One of the things I love to discuss when I am introducing a new rum at a tasting or event is the story behind it. Afrohead was a rum I had heard rumors about as a highly limited rum from the Bahamas. The creation of Toby Tyler in 2008, the rum was served as the house rum at the Landing Guest House and Restaurant by proprietor Joe Farrell. They hand bottled it and used the logo that appeared on their house wine. The logo was an homage to the island’s history and culture and the first Miss Bahamas from 1963. Referred to as the “Afrohead,” the name stuck and a brand was born.
Now fast forward to 2015, the Harbour Island Rum Company launches its Afrohead line as a seven years old dark aged rum and fifteen year old XO rum. The logo has evolved as well with iconography inspired by the West Indies rich rum history woven into it. If you look closely you will find a Crown, a Seashell, Junkanoo, Creation, Mind’s Eye, and Rising Sun symbols in the design.
The rum itself is made from molasses sourced in the Dominican Republic, fermented and distilled in Trinidad at the House of Angostura using a proprietary yeast. The rum is then aged using American Oak Bourbon Barrels. After the required aging time period, the Aged Dark rum is transported to Barbados where it is blended and bottled to 80 proof. At the time of this review the rum is available in the Bahamas, Tennessee, and Florida.
The medium sized 750 ml bottle is sealed with a black security wrap and wax seal holding a black plastic cork in the bottle. The security strip on the neck descends down the bottle pointing to the black and gold Afrohead logo centered on the bottle. The rest of the bottle follows this color scheme which works surprisingly well with the dark amber color of the rum.
The color lightens to a honey amber in the glass. Swirling the liquid created a thin ring with legs that speed down the side of the glass as fast as they are created. The ring settles into a substantial bead pattern.
The liquid revealed notes of caramel, honey, vanilla, molasses, a bite of alcohol vapor and char.

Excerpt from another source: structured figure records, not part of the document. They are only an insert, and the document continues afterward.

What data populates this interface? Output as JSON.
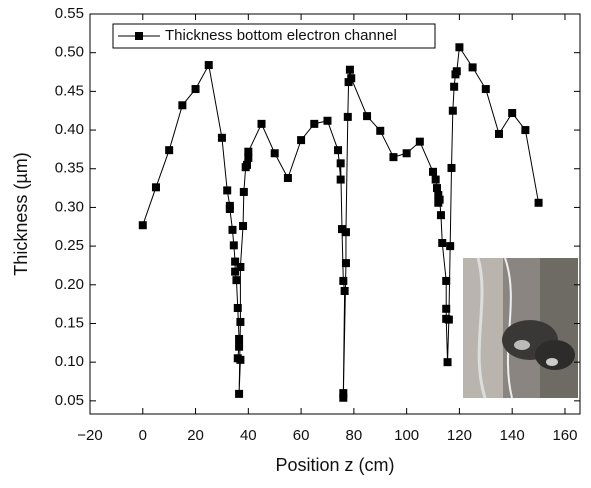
{
  "chart_data": {
    "type": "line",
    "x_label": "Position z (cm)",
    "y_label": "Thickness (µm)",
    "series": [
      {
        "name": "Thickness bottom electron channel",
        "color": "#000000",
        "x": [
          0,
          5,
          10,
          15,
          20,
          25,
          30,
          32,
          33,
          33,
          34,
          34.5,
          35,
          35,
          35.5,
          36,
          36.5,
          36.5,
          36,
          37,
          36.5,
          37,
          37,
          38,
          38.3,
          39,
          39.5,
          40,
          40,
          45,
          50,
          55,
          60,
          65,
          70,
          74,
          75,
          75,
          75.5,
          76,
          76.5,
          76,
          76,
          77,
          77,
          77.7,
          78,
          78.5,
          79,
          85,
          90,
          95,
          100,
          105,
          110,
          111,
          111.5,
          112,
          112,
          112.5,
          113,
          113.5,
          115,
          115,
          115,
          115.5,
          116,
          116.5,
          117,
          117.5,
          118,
          118.5,
          119,
          120,
          125,
          130,
          135,
          140,
          145,
          150
        ],
        "values": [
          0.277,
          0.326,
          0.374,
          0.432,
          0.453,
          0.484,
          0.39,
          0.322,
          0.302,
          0.298,
          0.271,
          0.251,
          0.23,
          0.217,
          0.206,
          0.17,
          0.13,
          0.12,
          0.105,
          0.103,
          0.059,
          0.152,
          0.223,
          0.276,
          0.32,
          0.352,
          0.355,
          0.364,
          0.372,
          0.408,
          0.37,
          0.338,
          0.387,
          0.408,
          0.412,
          0.374,
          0.336,
          0.357,
          0.272,
          0.205,
          0.192,
          0.06,
          0.054,
          0.228,
          0.268,
          0.417,
          0.462,
          0.478,
          0.467,
          0.418,
          0.399,
          0.365,
          0.37,
          0.385,
          0.346,
          0.336,
          0.325,
          0.316,
          0.306,
          0.31,
          0.29,
          0.254,
          0.205,
          0.169,
          0.156,
          0.1,
          0.155,
          0.25,
          0.351,
          0.425,
          0.456,
          0.472,
          0.476,
          0.507,
          0.481,
          0.453,
          0.395,
          0.422,
          0.4,
          0.306
        ]
      }
    ],
    "xlim": [
      -20,
      165.7
    ],
    "ylim": [
      0.033,
      0.55
    ],
    "xticks": [
      {
        "value": -20,
        "label": "−20"
      },
      0,
      20,
      40,
      60,
      80,
      100,
      120,
      140,
      160
    ],
    "yticks": [
      0.05,
      {
        "value": 0.1,
        "label": "0.10"
      },
      0.15,
      {
        "value": 0.2,
        "label": "0.20"
      },
      0.25,
      {
        "value": 0.3,
        "label": "0.30"
      },
      0.35,
      {
        "value": 0.4,
        "label": "0.40"
      },
      0.45,
      {
        "value": 0.5,
        "label": "0.50"
      },
      0.55
    ],
    "legend": "upper left"
  }
}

My first sip reveals a swirl of caramel wrapped around a core of smoky oak, subtle banana with a light bite of alcohol. Subsequent sips amplifies the sweetness of the rum balanced by the lightly acidic oak tannins and hint of baking spices. The acidity and alcohol transition to a bitter oak orange peel finish that I find intriguing.
I enjoy the fact that the company is transparent with the pedigree of the rum instead of using smoke and mirrors concerning the origin of the spirit. The important part is that the character of the spirit comes through creating a rum that can be sipped or used in a cocktail. The note of orange that came out in the finish led me to trying it in a Rum Old Fashioned cocktail confirming the versatility of the spirit. This versatility is what I always want to see in a rum in this age range. At 35 dollars a bottle, it tips toward the upper end of the 7-8 year price range but the versatile range it provides makes it worth adding to the bar selection.